On Mon, Feb 28, 2022, at 1:30 PM, Mike Rapoport wrote:
> On Mon, Feb 28, 2022 at 12:30:41PM -0800, Andy Lutomirski wrote:
>> 
>> 
>> On Mon, Feb 28, 2022, at 12:27 PM, Mike Rapoport wrote:
>> > On Wed, Feb 09, 2022 at 06:37:53PM -0800, Andy Lutomirski wrote:
>> >> On 2/8/22 18:18, Edgecombe, Rick P wrote:
>> >> > On Tue, 2022-02-08 at 20:02 +0300, Cyrill Gorcunov wrote:
>> >> > 
>> >
>> > Even with the current shadow stack interface Rick proposed, CRIU can restore
>> > the victim using ptrace without any additional knobs, but we loose an
>> > important ability to "self-cure" the victim from the parasite in case
>> > anything goes wrong with criu control process.
>> >
>> > Moreover, the issue with backward compatibility is not with ptrace but with
>> > sigreturn and it seems that criu is not its only user.
>> 
>> So we need an ability for a tracer to cause the tracee to call a function
>> and to return successfully.  Apparently a gdb branch can already do this
>> with shstk, and my PTRACE_CALL_FUNCTION_SIGFRAME should also do the
>> trick.  I don't see why we need a sigretur-but-dont-verify -- we just
>> need this mechanism to create a frame such that sigreturn actually works.
>
> If I understand correctly, PTRACE_CALL_FUNCTION_SIGFRAME() injects a frame
> into the tracee and makes the tracee call sigreturn.

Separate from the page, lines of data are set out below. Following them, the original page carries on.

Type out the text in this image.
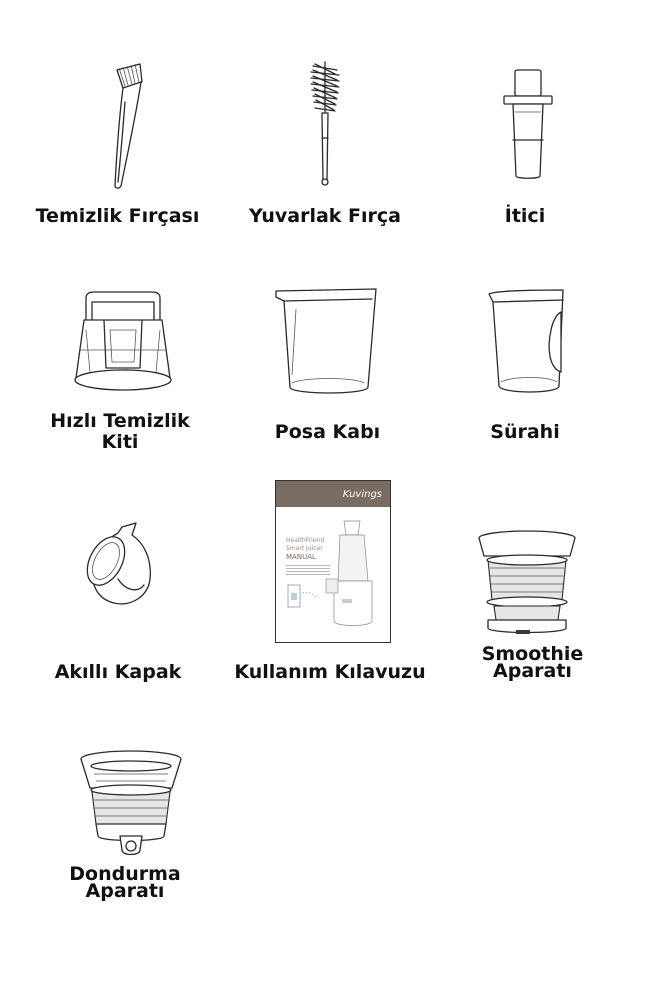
Temizlik Fırçası	Yuvarlak Fırça	İtici
Hızlı Temizlik Kiti	Posa Kabı	Sürahi
Akıllı Kapak
Kuvings
HealthFriend
Smart Juicer
MANUAL
Kullanım Kılavuzu
Smoothie Aparatı
Dondurma Aparatı
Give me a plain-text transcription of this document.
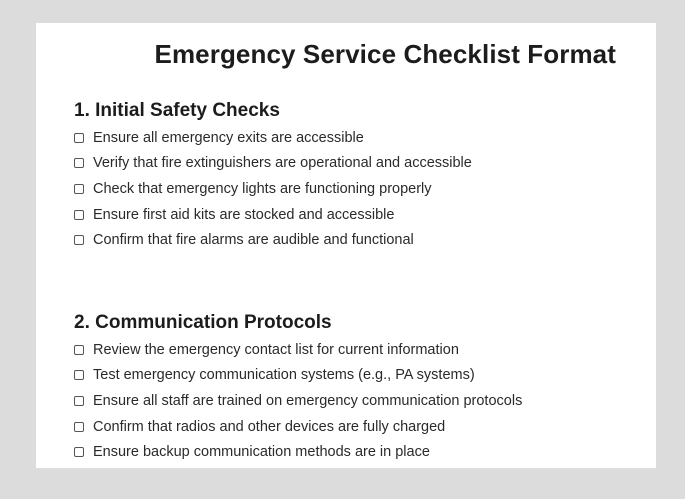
Emergency Service Checklist Format
1. Initial Safety Checks
Ensure all emergency exits are accessible
Verify that fire extinguishers are operational and accessible
Check that emergency lights are functioning properly
Ensure first aid kits are stocked and accessible
Confirm that fire alarms are audible and functional
2. Communication Protocols
Review the emergency contact list for current information
Test emergency communication systems (e.g., PA systems)
Ensure all staff are trained on emergency communication protocols
Confirm that radios and other devices are fully charged
Ensure backup communication methods are in place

> I.e. the tracee is stopped and this is used pretty much as PTRACE_CONT or
> PTRACE_SYSCALL.
>
> In such case this defeats the purpose of sigreturn in CRIU because it is
> called asynchronously by the tracee when the tracer is about to detach or
> even already detached.

The intent of PTRACE_CALL_FUNCTION_SIGFRAME is push a signal frame onto the stack and call a function.  That function should then be able to call sigreturn just like any normal signal handler.  There should be no requirement that the tracer still be attached when this happens, although the code calling sigreturn still needs to be mapped.

(Specifically, on modern arches, the user runtime is expected to provide a "restorer" that calls sigreturn.  A hypotheticall PTRACE_CALL_FUNCTION_SIGFRAME would either need to call sigreturn directly or provide a restorer.)